Davalı işverence, davacının haksız feshine rağmen, kıdem tazminatının ödenmiş olması, feshin davacı tarafından yapıldığı gerçeğini değiştirmez. Başka bir anlatımla, kıdem tazminatının işveren tarafından ödendiği her durumda, iş sözleşmesinin işverence feshedildiğinin kabulü doğru olmaz. Mülga 1475 sayılı İş Kanunu’nun 98. maddesinin ( D) bendinde kabul edilen hükme benzer bir düzenleme, 4857 sayılı İş Kanunu’nda bulunmadığından, işçinin, iş sözleşmesini haksız feshetmesi durumunda, işverence kıdem tazminatı ödenebilmesi mümkün hale gelmiştir. Dolayısıyla, haksız feshe rağmen, kıdem tazminatının ödenmiş olması, işveren aleyhine yorumlanamaz.

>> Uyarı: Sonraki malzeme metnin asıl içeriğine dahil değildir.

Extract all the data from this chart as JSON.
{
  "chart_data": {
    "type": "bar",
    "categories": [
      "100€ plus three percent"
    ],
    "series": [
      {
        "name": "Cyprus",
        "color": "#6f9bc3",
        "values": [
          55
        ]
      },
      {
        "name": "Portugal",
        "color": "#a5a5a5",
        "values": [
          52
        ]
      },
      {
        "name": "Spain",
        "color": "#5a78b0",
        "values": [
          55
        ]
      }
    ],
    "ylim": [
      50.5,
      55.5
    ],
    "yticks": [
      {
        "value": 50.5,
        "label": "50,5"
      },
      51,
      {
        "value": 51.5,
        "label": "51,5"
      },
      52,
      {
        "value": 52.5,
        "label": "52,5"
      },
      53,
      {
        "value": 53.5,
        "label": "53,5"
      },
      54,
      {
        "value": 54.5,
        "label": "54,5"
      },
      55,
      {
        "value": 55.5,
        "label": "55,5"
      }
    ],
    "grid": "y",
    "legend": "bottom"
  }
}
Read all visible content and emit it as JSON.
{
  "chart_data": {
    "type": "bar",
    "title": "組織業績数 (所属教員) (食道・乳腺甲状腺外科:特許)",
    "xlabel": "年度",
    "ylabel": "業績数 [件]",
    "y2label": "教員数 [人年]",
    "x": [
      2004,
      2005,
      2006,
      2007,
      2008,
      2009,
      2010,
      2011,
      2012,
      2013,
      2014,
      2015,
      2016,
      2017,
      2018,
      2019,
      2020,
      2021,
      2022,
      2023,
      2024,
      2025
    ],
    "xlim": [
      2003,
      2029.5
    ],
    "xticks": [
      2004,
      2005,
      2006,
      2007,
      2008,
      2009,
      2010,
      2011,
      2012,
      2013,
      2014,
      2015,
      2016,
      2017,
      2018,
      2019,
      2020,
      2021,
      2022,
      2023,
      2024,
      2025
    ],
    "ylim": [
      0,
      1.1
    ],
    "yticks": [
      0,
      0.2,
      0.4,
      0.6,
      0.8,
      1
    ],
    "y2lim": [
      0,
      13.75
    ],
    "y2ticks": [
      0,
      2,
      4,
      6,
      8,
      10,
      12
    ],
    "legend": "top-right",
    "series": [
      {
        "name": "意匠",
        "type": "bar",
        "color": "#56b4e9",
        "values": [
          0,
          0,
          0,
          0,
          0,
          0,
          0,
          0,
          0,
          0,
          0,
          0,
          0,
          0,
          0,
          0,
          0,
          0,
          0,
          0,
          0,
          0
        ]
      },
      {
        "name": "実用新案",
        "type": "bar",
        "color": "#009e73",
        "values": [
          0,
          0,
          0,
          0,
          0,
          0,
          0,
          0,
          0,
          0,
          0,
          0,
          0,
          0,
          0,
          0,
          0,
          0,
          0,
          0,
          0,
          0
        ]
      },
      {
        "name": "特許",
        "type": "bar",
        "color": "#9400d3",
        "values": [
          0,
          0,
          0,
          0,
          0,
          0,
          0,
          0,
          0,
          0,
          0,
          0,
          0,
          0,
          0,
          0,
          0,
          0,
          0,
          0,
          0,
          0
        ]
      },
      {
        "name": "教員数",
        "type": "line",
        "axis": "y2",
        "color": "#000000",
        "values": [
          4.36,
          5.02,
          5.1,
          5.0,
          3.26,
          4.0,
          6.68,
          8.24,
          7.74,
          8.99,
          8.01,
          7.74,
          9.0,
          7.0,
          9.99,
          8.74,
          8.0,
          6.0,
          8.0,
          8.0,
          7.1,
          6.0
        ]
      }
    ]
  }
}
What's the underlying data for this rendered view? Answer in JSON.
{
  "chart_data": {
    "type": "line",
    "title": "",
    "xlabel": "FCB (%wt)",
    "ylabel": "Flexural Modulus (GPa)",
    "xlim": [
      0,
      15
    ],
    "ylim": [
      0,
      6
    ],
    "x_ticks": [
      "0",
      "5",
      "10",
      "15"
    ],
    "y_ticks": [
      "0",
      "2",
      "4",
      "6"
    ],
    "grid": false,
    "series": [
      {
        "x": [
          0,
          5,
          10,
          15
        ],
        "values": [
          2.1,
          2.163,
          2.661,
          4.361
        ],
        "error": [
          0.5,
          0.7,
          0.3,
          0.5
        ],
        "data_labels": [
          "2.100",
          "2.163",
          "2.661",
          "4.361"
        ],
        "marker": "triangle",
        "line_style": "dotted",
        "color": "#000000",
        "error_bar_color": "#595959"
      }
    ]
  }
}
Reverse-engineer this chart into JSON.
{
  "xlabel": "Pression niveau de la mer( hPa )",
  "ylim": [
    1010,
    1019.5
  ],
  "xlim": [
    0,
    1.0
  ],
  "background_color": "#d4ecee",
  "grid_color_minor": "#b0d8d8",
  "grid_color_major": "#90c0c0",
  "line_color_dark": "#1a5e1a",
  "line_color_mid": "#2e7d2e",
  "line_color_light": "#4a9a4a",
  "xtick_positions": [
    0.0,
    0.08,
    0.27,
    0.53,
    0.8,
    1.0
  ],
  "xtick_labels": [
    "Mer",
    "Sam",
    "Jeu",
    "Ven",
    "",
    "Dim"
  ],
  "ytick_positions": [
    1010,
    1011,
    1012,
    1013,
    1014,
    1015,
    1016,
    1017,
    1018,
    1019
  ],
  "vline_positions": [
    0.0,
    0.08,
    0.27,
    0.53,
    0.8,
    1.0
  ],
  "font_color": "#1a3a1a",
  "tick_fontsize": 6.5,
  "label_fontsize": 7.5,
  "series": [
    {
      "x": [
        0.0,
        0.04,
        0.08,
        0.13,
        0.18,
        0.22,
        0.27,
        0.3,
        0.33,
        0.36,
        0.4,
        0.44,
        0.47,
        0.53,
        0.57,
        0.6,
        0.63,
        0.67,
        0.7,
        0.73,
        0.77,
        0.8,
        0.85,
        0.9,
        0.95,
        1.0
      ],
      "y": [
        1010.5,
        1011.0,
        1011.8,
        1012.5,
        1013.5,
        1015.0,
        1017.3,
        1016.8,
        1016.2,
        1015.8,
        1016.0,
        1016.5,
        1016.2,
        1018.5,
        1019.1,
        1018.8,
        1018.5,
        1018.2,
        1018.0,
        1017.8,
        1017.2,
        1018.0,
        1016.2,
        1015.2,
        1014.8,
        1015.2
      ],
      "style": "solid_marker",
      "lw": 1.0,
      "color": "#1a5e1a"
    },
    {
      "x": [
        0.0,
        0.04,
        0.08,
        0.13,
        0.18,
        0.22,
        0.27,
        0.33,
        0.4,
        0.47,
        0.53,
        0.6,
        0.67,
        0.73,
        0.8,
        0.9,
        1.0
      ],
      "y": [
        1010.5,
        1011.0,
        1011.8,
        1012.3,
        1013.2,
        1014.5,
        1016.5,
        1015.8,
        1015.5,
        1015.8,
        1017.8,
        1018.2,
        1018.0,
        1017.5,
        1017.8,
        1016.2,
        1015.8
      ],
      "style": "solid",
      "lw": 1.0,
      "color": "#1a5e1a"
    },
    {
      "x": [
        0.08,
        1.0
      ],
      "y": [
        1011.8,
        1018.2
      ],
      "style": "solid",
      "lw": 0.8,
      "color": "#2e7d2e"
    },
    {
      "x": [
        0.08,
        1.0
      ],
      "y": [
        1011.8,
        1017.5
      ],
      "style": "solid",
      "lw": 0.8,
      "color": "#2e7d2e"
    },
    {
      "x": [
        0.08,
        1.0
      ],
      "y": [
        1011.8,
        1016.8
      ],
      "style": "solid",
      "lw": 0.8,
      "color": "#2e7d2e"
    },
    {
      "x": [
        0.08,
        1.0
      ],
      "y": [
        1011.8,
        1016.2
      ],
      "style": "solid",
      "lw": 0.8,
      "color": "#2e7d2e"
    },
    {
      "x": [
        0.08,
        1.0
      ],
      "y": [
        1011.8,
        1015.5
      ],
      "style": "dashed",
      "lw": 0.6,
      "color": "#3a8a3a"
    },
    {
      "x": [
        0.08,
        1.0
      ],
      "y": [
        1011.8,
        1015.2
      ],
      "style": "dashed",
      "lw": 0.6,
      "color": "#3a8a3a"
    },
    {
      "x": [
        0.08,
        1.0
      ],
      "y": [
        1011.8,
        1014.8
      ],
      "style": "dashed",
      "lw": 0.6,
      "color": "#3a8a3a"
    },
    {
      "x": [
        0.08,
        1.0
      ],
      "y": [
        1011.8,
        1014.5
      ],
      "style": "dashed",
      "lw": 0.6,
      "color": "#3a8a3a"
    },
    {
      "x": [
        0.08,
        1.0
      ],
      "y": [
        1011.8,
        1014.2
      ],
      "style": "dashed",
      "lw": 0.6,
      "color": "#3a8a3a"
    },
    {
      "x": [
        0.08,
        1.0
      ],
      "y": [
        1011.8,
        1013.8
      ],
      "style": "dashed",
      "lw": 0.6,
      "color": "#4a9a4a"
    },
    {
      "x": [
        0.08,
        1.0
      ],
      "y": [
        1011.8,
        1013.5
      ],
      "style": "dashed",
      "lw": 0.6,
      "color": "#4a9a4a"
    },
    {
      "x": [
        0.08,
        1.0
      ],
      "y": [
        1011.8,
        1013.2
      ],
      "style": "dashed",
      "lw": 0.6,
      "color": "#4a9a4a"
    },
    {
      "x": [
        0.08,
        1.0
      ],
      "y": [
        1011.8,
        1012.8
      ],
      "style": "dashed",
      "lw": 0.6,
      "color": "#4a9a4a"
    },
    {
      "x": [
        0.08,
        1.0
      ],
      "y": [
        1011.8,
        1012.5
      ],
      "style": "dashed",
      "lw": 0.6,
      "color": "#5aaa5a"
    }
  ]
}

Açıklanan sebeplerle, davacının ihbar tazminatı alacağı talebinin reddine karar verilmesi gerekirken, dosya içeriğine uygun olmayan gerekçeyle kabulüne karar verilmesi hatalı olup, bozmayı gerektirmiştir.
SONUÇ: Temyiz olunan kararın yukarıda yazılı sebepten BOZULMASINA, peşin alınan temyiz harcının istek halinde ilgiliye iadesine, 12.12.2014 gününde oybirliğiyle karar verildi.